What is Electrode Native

Electrode Native is a platform based on React Native that simplifies development and reduces the friction of integrating React Native components into existing mobile applications. Electrode Native requires minimal changes to the existing mobile code base and infrastructure.

Electrode Native is built on top of React Native and other tools such as Yarn and CodePush. Electrode Native does not modify these tools and frameworks in any way.

The core of Electrode Native is written in TypeScript and ES6. Some parts also contain native code: Java and Swift--mostly in the form of Mustache templates used for native code generation. Some modules of Electrode Native are pure native projects--for example our Electrode Native Bridge is a native Android/iOS library/framework project.

When it comes to the platform code percentage of JavaScript code versus native code, a good approximation would be 70% JavaScript and 30% native code.

Electrode Native is composed of several modules that can be accessed using the Electrode Native CLI. Electrode Native runs on Node.js 10 or newer. Windows support should be considered experimental.
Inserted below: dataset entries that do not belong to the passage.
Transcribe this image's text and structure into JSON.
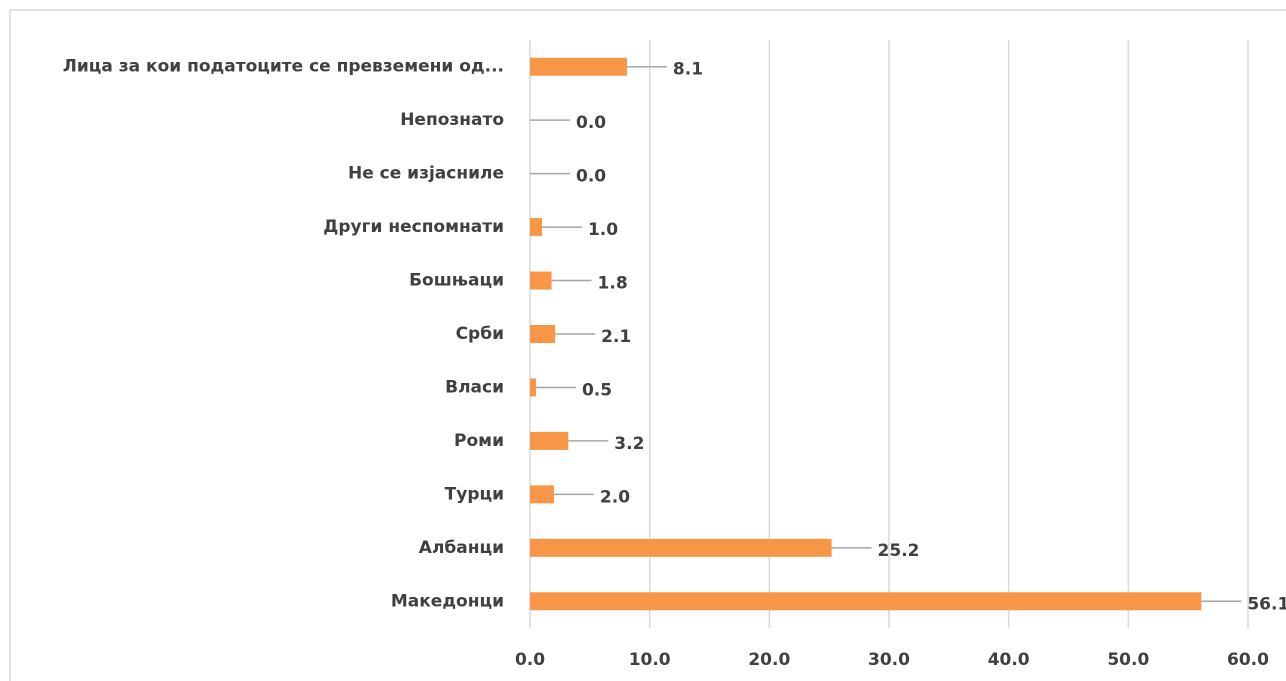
{
  "chart_data": {
    "type": "barh",
    "categories": [
      "Лица за кои податоците се превземени од...",
      "Непознато",
      "Не се изјасниле",
      "Други неспомнати",
      "Бошњаци",
      "Срби",
      "Власи",
      "Роми",
      "Турци",
      "Албанци",
      "Македонци"
    ],
    "values": [
      8.1,
      0.0,
      0.0,
      1.0,
      1.8,
      2.1,
      0.5,
      3.2,
      2.0,
      25.2,
      56.1
    ],
    "value_labels": [
      "8.1",
      "0.0",
      "0.0",
      "1.0",
      "1.8",
      "2.1",
      "0.5",
      "3.2",
      "2.0",
      "25.2",
      "56.1"
    ],
    "color": "#f79646",
    "xlim": [
      0,
      60
    ],
    "xticks": [
      {
        "value": 0,
        "label": "0.0"
      },
      {
        "value": 10,
        "label": "10.0"
      },
      {
        "value": 20,
        "label": "20.0"
      },
      {
        "value": 30,
        "label": "30.0"
      },
      {
        "value": 40,
        "label": "40.0"
      },
      {
        "value": 50,
        "label": "50.0"
      },
      {
        "value": 60,
        "label": "60.0"
      }
    ],
    "grid": true
  }
}
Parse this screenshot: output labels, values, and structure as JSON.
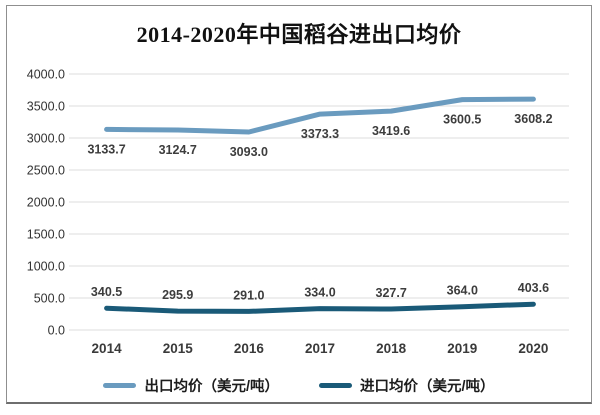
{
  "title": "2014-2020年中国稻谷进出口均价",
  "chart_data": {
    "type": "line",
    "title": "2014-2020年中国稻谷进出口均价",
    "x": [
      "2014",
      "2015",
      "2016",
      "2017",
      "2018",
      "2019",
      "2020"
    ],
    "series": [
      {
        "name": "出口均价（美元/吨）",
        "values": [
          3133.7,
          3124.7,
          3093.0,
          3373.3,
          3419.6,
          3600.5,
          3608.2
        ],
        "color": "#6a9bbf",
        "label_position": "below"
      },
      {
        "name": "进口均价（美元/吨）",
        "values": [
          340.5,
          295.9,
          291.0,
          334.0,
          327.7,
          364.0,
          403.6
        ],
        "color": "#1a5a78",
        "label_position": "above"
      }
    ],
    "ylim": [
      0,
      4000
    ],
    "ytick_step": 500,
    "ytick_labels": [
      "0.0",
      "500.0",
      "1000.0",
      "1500.0",
      "2000.0",
      "2500.0",
      "3000.0",
      "3500.0",
      "4000.0"
    ],
    "grid": true,
    "legend_position": "bottom",
    "colors": {
      "grid": "#dcdcdc",
      "axis_text": "#333333",
      "data_label_text": "#3d3d3d",
      "title_text": "#111111"
    }
  }
}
Electrode Native modules and features are briefly described below. You can find more information about each module in the specific module documentation.

Electrode Native CLI

The Electrode Native CLI is the command line tool that contains the commands and sub-commands that developers will use to work with the Electrode Native platform. The commands are similar to React Native commands. For example, instead of using the react-native start command, you'll use the ern start command. For information about using the Electrode Native CLI commands, refer to the Electrode Native CLI documentation.

Learn More about the CLI

Electrode Native Bridge

The Electrode Native bridge is a cross-platform, low-level bi-directional communication library used to simplify communication between JavaScript and the native mobile application code. It is not part of the Electrode Native platform itself. The Electrode Native bridge is actually a React Native native module and as with most native modules, it contains some JavaScript code as well as Android and iOS platform code. In term of code sizing, most of the Electrode Native bridge code is native (95% native/5% JavaScript).

Even though the Electrode Native bridge is a standalone native module that can be used in your React Native projects (even without Electrode Native), if you are using Electrode Native, you'll mostly not directly interact with the Electrode Native bridge in your MiniApps or in your mobile applications. Instead, you'll use Electrode Native APIs. The Electrode Native APIs are generated from a Swagger schema.

Learn More about the Bridge


At some point you'll need one or more MiniApps to interact with your mobile application--to access data or to trigger an action. Or, your mobile application may need to interact with your MiniApps. That's where Electrode Native APIs generation come into play.

Powered by the Electrode Native Bridge and automatically generated by Electrode Native from a Swagger schema of your own, Electrode Native APIs provide clearly defined methods of communication between the native Android or iOS side and the JavaScript side.

There are two components to Electrode Native APIs: the API module itself and the API implementation.

Learn More about the APIs


The Electrode Native container is a native library similar to common third-party libraries that Android and iOS developers are familiar with. The container is generated entirely by the Electrode Native platform and packaged as an Android (AAR) library for Android and as a Framework for iOS.

The container includes the Electrode Native engine initialization code as well as all the JavaScript React Native MiniApps that you want to include in your mobile application--along with all their native dependencies and assets.

Each mobile application has its own custom Electrode Native container.

Learn More about the Container


A Cauldron is a centralized document database that is used to store information about mobile application versions, native dependencies, and information about MiniApps. There is one Cauldron per mobile application. With appropriate permissions, you can use the Electrode Native CLI commands to access and modify the data stored in a Cauldron.

Setting up a cauldron is basically the same process as creating a Git repository and storing the data in the repository. To host your cauldron, you can use any provider offering Git repository storage. GitHub and Bitbucket are probably two of the most popular providers. Within our documentation, we mention GitHub but you are free to use the provider of your choice.

Learn More about the Cauldron


While the Electrode Native cauldron makes sure that no misaligned or non-supported native dependency version makes it into your mobile application--the Electrode Native manifest aligns native dependency versions across multiple MiniApps in the first place.

Each Electrode Native platform version is associated to an array of supported native dependencies along with their versions.

The Electrode Native platform stores its master manifest in a GitHub repository. The master manifest is public and open sourced so that anyone can add native dependency support. By default, Electrode Native relies on the master manifest. For more advanced use cases, it is possible to override the master manifest with your own.

Learn More about the Manifest


The Electrode Native platform contains two runners, one for each mobile platform (Android and iOS). Both runners are very simple and light-weight mobile applications--similar to new application projects in Android Studio or Xcode.

The Electrode Native runner application is used to run your MiniApp standalone so that you can effectively develop, debug, and test your MiniApp--before releasing a new or updated version of the MiniApp.

An Electrode Native runner application is automatically generated the first time you use the Electrode Native ern run-ios or ern run-android commands for your MiniApp. Relative to your MiniApp root directory, the runner application is generated in new Android and iOS directories.